I know I've emphasized that a lot, but it's a very common mistake for people to do when trying to correct their posture. It's a very subtle movement. Don't overcorrect!
Balance Exercises For Osteoporosis
Finally, you do want to prevent falls if you have osteopenia or osteoporosis, so working on your balance is really important.
Balance exercises don't necessarily build bone so to speak, but they do decrease your chance of falling and injuring yourself.
Again, falls in older adults are no laughing matter. About 1 out of 4 older adults fall every year. 1 in 5 of those falls results in an injury or broken bone. Finally there's about one fall-related death in the United States about every 20 minutes.
So fall prevention is important, especially if you have osteoporosis.
Most falls don't occur when you're standing on two legs though.

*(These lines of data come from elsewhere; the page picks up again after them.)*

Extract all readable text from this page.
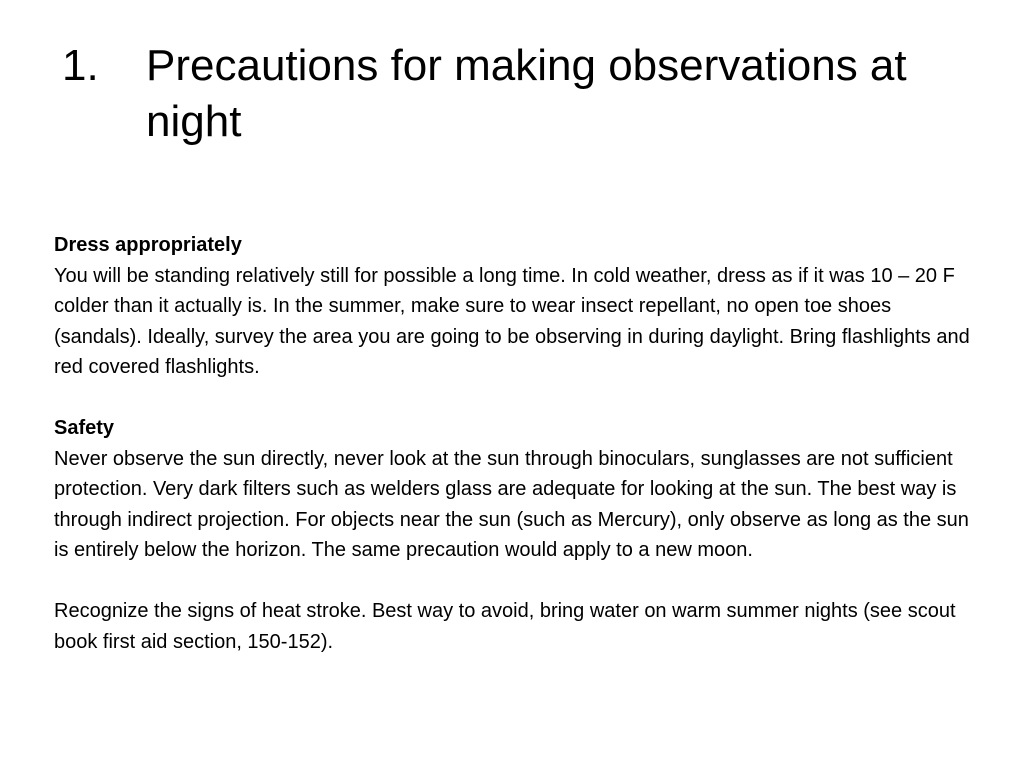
1.	Precautions for making observations at night

Dress appropriately

You will be standing relatively still for possible a long time. In cold weather, dress as if it was 10 – 20 F colder than it actually is. In the summer, make sure to wear insect repellant, no open toe shoes (sandals). Ideally, survey the area you are going to be observing in during daylight. Bring flashlights and red covered flashlights.

Safety

Never observe the sun directly, never look at the sun through binoculars, sunglasses are not sufficient protection. Very dark filters such as welders glass are adequate for looking at the sun. The best way is through indirect projection. For objects near the sun (such as Mercury), only observe as long as the sun is entirely below the horizon. The same precaution would apply to a new moon.

Recognize the signs of heat stroke. Best way to avoid, bring water on warm summer nights (see scout book first aid section, 150-152).
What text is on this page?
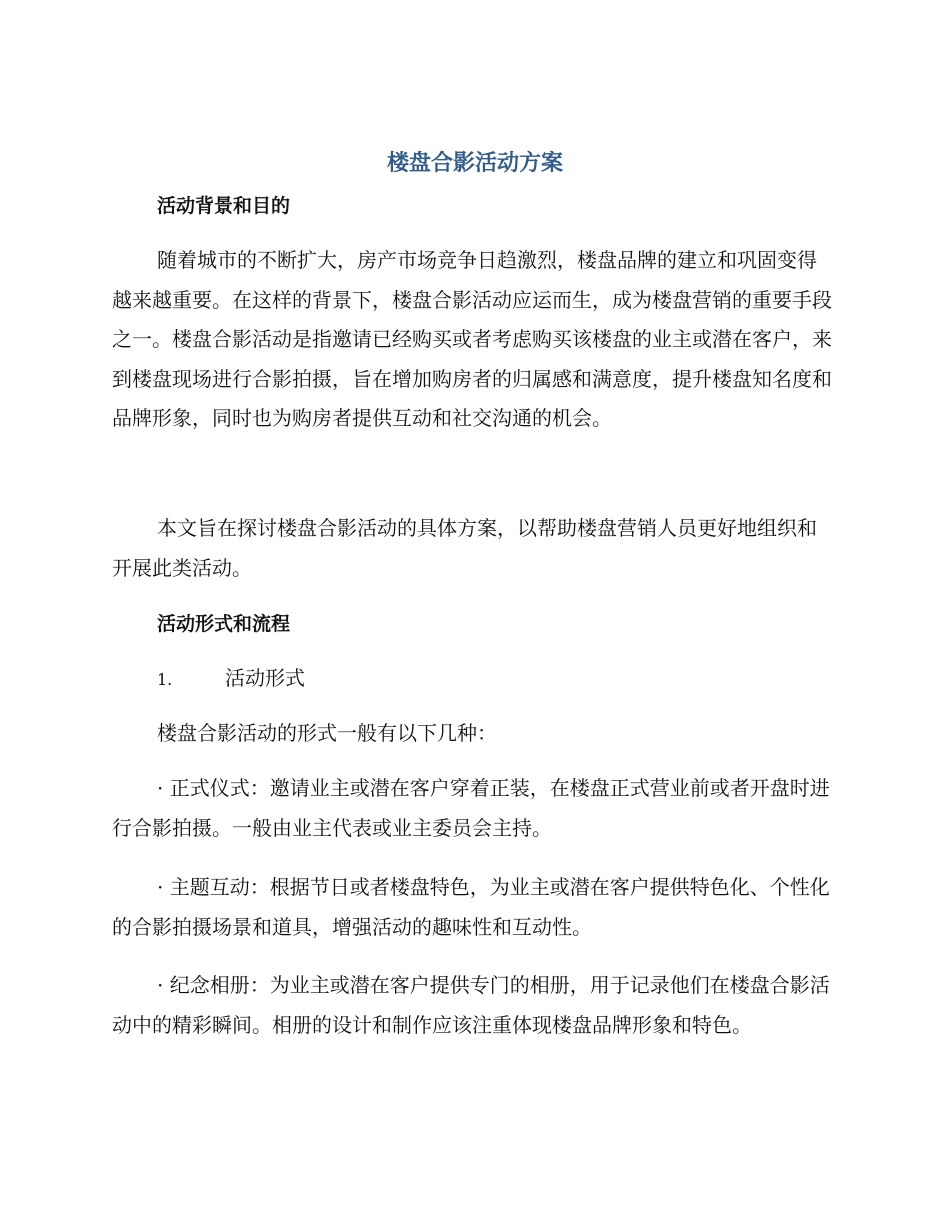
楼盘合影活动方案
活动背景和目的

随着城市的不断扩大，房产市场竞争日趋激烈，楼盘品牌的建立和巩固变得越来越重要。在这样的背景下，楼盘合影活动应运而生，成为楼盘营销的重要手段之一。楼盘合影活动是指邀请已经购买或者考虑购买该楼盘的业主或潜在客户，来到楼盘现场进行合影拍摄，旨在增加购房者的归属感和满意度，提升楼盘知名度和品牌形象，同时也为购房者提供互动和社交沟通的机会。

本文旨在探讨楼盘合影活动的具体方案，以帮助楼盘营销人员更好地组织和开展此类活动。

活动形式和流程
1.	活动形式

楼盘合影活动的形式一般有以下几种：

· 正式仪式：邀请业主或潜在客户穿着正装，在楼盘正式营业前或者开盘时进行合影拍摄。一般由业主代表或业主委员会主持。

· 主题互动：根据节日或者楼盘特色，为业主或潜在客户提供特色化、个性化的合影拍摄场景和道具，增强活动的趣味性和互动性。

· 纪念相册：为业主或潜在客户提供专门的相册，用于记录他们在楼盘合影活动中的精彩瞬间。相册的设计和制作应该注重体现楼盘品牌形象和特色。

Most falls happen when walking, particularly when you have one leg off the ground.
Therefore, the best balance exercise for most people is simply standing on one leg.
If you've gotten to the point where you have osteopenia or osteoporosis, it's a good idea to hold on to something initially, or at least stand close to something sturdy where you can hold on if you need to.
You don't want to actually fall in the process of trying to prevent falls.
If you can work up to maintaining balance on one leg with minimal to no support from your hands for 10 seconds or more, you'll decrease your likelihood of falling and improve your life expectancy according to a 2022 study in the British Journal of Sports Medicine conducted on 1702 people aged 51–75.
Exercises can help prevent osteoporosis or prevent it's progression if you already have it. The main categories of exercise to focus on are weightbearing exercises for both your lower and upper body, chest stretches, thoracic extensor muscle strengthening, and balance exercises.